Pubblicato da Remo Ricaldone |


Jim Stanard è a tutti gli effetti considerabile un ‘late bloomer’: influenzato fin dalla più tenera età dalla musica, l’ha vissuta da spettatore crescendo negli anni sessanta, imbracciando la chitarra senza la velleità di diventare un artista professionista. Tom Rush, naturalmente Bob Dylan, la tradizione di Doc Watson ma anche la poesia rock di Bruce Springsteen, Woodstock nel 1969 e mille altri stimoli sono entrati nel cuore di Jim Stanard senza però convincerlo ad intraprendere una carriera musicale.
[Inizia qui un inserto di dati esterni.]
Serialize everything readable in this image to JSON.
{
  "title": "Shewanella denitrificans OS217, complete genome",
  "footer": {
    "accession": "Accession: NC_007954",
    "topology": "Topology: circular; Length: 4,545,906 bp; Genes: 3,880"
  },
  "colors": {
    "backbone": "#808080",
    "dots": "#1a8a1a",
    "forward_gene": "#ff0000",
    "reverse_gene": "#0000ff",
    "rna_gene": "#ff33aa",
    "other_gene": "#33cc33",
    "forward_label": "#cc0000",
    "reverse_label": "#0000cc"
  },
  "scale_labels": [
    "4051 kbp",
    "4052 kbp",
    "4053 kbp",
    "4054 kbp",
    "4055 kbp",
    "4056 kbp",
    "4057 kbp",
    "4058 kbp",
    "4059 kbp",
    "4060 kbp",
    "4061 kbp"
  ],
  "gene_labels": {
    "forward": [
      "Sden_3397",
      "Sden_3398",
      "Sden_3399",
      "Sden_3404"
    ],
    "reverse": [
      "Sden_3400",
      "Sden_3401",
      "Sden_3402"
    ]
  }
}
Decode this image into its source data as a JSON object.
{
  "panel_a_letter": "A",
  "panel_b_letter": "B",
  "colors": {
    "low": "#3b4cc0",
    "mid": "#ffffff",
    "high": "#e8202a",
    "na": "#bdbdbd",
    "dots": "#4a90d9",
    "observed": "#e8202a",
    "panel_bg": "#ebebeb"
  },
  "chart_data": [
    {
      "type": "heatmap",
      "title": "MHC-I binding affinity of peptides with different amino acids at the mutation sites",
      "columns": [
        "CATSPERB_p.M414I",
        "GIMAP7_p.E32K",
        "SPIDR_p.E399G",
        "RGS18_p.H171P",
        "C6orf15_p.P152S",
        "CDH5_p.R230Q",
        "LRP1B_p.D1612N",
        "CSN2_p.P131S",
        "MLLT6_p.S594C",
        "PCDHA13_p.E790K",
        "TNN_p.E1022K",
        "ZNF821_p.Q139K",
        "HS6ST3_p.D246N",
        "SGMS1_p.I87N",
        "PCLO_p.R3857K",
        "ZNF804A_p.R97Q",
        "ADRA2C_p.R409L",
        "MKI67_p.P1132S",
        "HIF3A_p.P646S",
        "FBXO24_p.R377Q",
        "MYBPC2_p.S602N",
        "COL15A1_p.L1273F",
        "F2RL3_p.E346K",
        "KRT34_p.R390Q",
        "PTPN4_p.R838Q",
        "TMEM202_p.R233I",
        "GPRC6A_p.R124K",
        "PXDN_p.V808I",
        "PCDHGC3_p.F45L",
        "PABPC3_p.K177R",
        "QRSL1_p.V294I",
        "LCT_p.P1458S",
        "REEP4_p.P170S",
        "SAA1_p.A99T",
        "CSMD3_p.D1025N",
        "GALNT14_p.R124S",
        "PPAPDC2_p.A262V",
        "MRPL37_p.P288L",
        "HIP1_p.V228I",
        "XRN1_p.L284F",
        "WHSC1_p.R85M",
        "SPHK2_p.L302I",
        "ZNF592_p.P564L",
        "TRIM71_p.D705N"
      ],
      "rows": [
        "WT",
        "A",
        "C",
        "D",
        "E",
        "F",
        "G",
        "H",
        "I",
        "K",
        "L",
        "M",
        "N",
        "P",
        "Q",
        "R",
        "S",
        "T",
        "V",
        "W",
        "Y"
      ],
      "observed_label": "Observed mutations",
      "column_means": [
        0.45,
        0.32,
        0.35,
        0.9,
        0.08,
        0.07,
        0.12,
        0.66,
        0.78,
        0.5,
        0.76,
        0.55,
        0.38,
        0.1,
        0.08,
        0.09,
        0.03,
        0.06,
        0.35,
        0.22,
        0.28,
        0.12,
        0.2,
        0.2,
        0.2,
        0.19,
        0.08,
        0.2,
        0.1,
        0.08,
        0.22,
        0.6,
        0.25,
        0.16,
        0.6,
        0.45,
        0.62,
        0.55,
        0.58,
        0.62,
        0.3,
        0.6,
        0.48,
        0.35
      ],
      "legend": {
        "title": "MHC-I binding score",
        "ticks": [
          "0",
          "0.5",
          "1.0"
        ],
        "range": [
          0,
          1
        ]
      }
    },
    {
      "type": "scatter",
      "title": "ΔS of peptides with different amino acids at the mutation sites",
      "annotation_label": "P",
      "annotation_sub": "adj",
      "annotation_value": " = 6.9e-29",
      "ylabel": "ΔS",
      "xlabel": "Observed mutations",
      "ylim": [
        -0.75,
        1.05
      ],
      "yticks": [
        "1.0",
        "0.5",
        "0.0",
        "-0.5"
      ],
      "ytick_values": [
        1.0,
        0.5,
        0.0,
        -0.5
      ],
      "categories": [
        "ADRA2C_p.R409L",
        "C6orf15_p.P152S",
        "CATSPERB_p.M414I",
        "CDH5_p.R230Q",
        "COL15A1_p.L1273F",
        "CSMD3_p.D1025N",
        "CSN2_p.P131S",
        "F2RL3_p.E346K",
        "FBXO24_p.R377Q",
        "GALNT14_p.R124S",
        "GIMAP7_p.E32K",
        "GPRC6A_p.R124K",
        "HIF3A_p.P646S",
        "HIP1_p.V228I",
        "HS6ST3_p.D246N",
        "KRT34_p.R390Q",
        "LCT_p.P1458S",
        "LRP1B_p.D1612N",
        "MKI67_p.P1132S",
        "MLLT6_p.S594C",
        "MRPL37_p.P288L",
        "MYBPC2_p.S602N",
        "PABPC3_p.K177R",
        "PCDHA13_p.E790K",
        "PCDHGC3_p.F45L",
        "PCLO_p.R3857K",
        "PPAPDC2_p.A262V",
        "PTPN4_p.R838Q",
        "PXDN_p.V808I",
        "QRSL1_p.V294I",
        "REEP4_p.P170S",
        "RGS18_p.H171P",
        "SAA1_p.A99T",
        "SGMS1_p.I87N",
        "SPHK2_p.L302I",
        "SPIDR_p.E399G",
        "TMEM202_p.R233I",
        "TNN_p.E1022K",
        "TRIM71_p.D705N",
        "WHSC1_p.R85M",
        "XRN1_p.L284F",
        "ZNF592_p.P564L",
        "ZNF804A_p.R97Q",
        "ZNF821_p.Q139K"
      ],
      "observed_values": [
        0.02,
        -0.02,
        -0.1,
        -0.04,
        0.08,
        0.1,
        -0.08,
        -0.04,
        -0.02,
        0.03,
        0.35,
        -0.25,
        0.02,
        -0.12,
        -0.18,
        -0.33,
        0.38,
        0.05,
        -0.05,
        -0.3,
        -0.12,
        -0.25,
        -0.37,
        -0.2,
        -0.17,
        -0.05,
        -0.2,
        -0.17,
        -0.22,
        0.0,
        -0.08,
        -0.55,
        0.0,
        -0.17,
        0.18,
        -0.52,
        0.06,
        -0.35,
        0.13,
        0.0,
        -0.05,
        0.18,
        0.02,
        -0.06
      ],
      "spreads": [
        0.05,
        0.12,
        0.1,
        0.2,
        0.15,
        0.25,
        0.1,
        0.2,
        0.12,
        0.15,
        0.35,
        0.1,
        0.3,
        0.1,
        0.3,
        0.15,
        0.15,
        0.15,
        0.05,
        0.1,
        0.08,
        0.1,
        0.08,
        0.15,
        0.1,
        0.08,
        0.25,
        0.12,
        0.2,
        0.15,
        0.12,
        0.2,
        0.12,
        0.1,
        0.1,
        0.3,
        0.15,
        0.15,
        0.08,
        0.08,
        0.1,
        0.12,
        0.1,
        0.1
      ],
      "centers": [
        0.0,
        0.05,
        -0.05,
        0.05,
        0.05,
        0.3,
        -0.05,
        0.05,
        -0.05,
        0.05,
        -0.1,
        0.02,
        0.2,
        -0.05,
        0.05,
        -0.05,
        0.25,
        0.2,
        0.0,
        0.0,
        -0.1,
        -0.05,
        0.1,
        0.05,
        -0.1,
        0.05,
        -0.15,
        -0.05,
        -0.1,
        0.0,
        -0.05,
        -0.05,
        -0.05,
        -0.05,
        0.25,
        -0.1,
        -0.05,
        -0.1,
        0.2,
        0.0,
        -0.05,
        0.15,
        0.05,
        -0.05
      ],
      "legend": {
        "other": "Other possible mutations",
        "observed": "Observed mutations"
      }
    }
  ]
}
A distanza di oltre quattro decadi, dopo aver speso la propria vita lavorativa tra finanza ed assicurazioni, Jim Stanard è stato spinto dalla moglie a riavvicinarsi alla musica, questa volta proponendosi da protagonista grazie ad una vena cantautorale gentile e profonda allo stesso tempo, tra folk, country e venature (soft) rock. “Bucket List” è il piacevolissimo risultato di tutto ciò, completamente concepito dallo stesso Stannard che ha curato produzione e composizione dei brani, interpretando il tutto senza straordinarie doti vocali ma con quel tono rilassato, vissuto e convincente tipico dello storyteller. “Bucket List” scorre con grande naturalezza toccando temi e sensazioni universali come politica, amore, rimpianto e nostalgia, mantenendo musicalmente buono il livello complessivo, alzando ogni tanto (ma non più di tanto) i ritmi in una selezione complessivamente virata verso la canzone d’autore folk, fondamentalmente il suo primo amore nei giorni passati nella storica Main Point Coffehouse di Bryn Mawr, Pennsylvania. “Dogs Of War”, “Hard To Please”, “Can’t Happen Here”, “Sparks, Nevada”, la title-track e “It’s All Turtles” formano un po’ la spina dorsale di un disco comunque solido e godibile, non originalissimo forse ma che merita di essere apprezzato per grande onestà di fondo.